Maybe in a digital age, cars with numbers for names — if you see what I mean — is the best way forward. The prestige car brands seem to have adopted this policy without harming their image or sales.
Yet without naming names, some carmakers have come up with tortuous monikers for perfectly sane cars. Sometimes it pays off. I think when it was first launched here more than a decade ago Honda showed some smart thinking by coming up with the catchy name of Jazz for what has become one of its most successful models.
Yet Honda defied the connotations of the word: jazz is swirling, spontaneous music that goes with the flow. The Honda Jazz, this week’s drive, is a car that has been developed to a solid, dependable musical score cosseting the driver with tried and tested engines, comfortable and versatile interiors and modern styling that would not be out of place anywhere in the world.
To that end, the Honda Jazz is a car that certainly appeals to a lot of people — it has achieved astounding levels of customer satisfaction. The British-built Jazz recently took pole position in the JD Power owner satisfaction survey’s supermini category for the ninth year running.
This respected survey digests the views of almost 18,000 car buyers. They have driven around 360 million miles between them and score each car in four categories — vehicle quality and reliability, appeal, service satisfaction and ownership costs. Honda’s popular supermini the Jazz “retains a flawless record having stayed at the top since its introduction to the survey in 2004”.
This year the Jazz took both first and second places in the Which? Car Supermini Best Buy category, further reinforcing its reliability and popularity. Owners placed three Jazz variants in the Supermini chart top 10, taking the two top spots with the current models.
Experts praised the Jazz’s class-leading space and versatility, excellent reliability, strong resale values and the fact it’s easy and safe to drive.
So in anyone’s book, the performance in sales and satisfaction of the Honda Jazz almost flies in the face of its name, a word more likely to be associated with accomplished musicians winging it.
After spending some time with the Jazz I realised that its understated manner, its ease of access for both the driver and occupants, its undemonstrative presence on the road, add up to just about everything you might want from a supermini. Oh, and the Jazz has a prodigious number of bottle holders which as any committed motorist knows is always the sign of a well-thought out motor car.

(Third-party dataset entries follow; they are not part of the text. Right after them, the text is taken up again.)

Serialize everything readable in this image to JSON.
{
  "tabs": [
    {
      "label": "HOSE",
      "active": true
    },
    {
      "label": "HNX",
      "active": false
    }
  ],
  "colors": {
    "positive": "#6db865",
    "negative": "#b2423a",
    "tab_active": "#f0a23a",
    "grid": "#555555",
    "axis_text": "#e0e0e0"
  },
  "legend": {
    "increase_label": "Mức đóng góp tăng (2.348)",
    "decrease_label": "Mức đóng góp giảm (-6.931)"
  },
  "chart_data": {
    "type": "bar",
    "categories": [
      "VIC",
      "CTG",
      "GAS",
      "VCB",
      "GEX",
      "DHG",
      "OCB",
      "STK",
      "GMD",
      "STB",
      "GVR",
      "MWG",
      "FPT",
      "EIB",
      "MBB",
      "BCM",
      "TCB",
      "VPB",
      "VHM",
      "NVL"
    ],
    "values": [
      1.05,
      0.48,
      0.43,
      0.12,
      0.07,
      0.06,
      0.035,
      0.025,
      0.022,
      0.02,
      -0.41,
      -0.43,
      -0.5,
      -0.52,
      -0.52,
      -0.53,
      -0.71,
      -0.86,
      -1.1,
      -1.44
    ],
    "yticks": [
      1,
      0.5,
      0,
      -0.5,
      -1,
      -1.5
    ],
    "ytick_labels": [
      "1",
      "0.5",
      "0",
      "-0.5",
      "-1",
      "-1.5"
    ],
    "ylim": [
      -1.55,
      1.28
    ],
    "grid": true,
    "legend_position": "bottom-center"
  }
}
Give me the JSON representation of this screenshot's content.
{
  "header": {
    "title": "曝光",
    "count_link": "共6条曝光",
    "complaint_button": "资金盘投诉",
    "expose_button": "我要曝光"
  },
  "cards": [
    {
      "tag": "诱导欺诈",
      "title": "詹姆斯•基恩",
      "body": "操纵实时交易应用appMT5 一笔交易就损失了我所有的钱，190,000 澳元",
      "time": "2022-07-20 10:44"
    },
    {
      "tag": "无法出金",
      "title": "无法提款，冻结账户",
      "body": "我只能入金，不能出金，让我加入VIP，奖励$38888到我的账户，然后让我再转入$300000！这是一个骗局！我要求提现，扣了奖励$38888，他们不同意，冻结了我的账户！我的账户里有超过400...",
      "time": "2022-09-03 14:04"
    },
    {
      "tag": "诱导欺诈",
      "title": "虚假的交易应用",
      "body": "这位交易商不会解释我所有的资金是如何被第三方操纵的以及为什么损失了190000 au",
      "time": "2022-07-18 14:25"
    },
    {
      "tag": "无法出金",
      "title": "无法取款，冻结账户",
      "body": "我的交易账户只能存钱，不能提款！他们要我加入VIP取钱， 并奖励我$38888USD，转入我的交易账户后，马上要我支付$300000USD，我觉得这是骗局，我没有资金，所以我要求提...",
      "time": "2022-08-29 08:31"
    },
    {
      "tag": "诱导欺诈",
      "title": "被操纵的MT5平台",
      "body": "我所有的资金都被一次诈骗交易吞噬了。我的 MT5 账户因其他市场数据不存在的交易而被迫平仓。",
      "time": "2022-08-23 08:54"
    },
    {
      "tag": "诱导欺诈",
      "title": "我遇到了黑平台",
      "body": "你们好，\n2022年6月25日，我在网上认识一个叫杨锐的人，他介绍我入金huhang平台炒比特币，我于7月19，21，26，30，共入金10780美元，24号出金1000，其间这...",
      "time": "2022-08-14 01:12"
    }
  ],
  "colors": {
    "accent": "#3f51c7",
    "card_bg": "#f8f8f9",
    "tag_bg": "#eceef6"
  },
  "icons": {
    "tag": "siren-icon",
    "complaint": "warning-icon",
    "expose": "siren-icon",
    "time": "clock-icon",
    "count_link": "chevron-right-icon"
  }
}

The test car was the Honda Jazz with a 1.4 petrol engine. This is a versatile power unit that slips into ECO mode whenever your driving allows it to. So in this way you can achieve 50-plus miles per gallon on the combined cycle, with your emissions never exceeding 129g/km.
This is the kind of good, responsible motoring one has come to expect from a quality carmaker such as Honda. There are two types of engines available, both petrol and one a 1.4, the other 1.2-litre. On balance I would probably prefer the bigger engine but of course the smaller engine might suit your requirements. And the Honda Jazz is bound to appeal to, and complement, your practical side when it comes to choosing a car.
Test car: Honda Jazz 1.4 i-VTEC ES Plus Manual Colour: Milano red Price: (on the road) £14,495 Specification includes: l16in alloy wheels lCruise control lPrivacy glass lElectric retractable mirrors with indicators The Jazz is available with two i-VTEC petrol engines — 1.2 and 1.4 — and Honda’s efficient hybrid IMA technology. Prices for the Jazz start from £11,695 (on the road) for the entry level 1.2 S.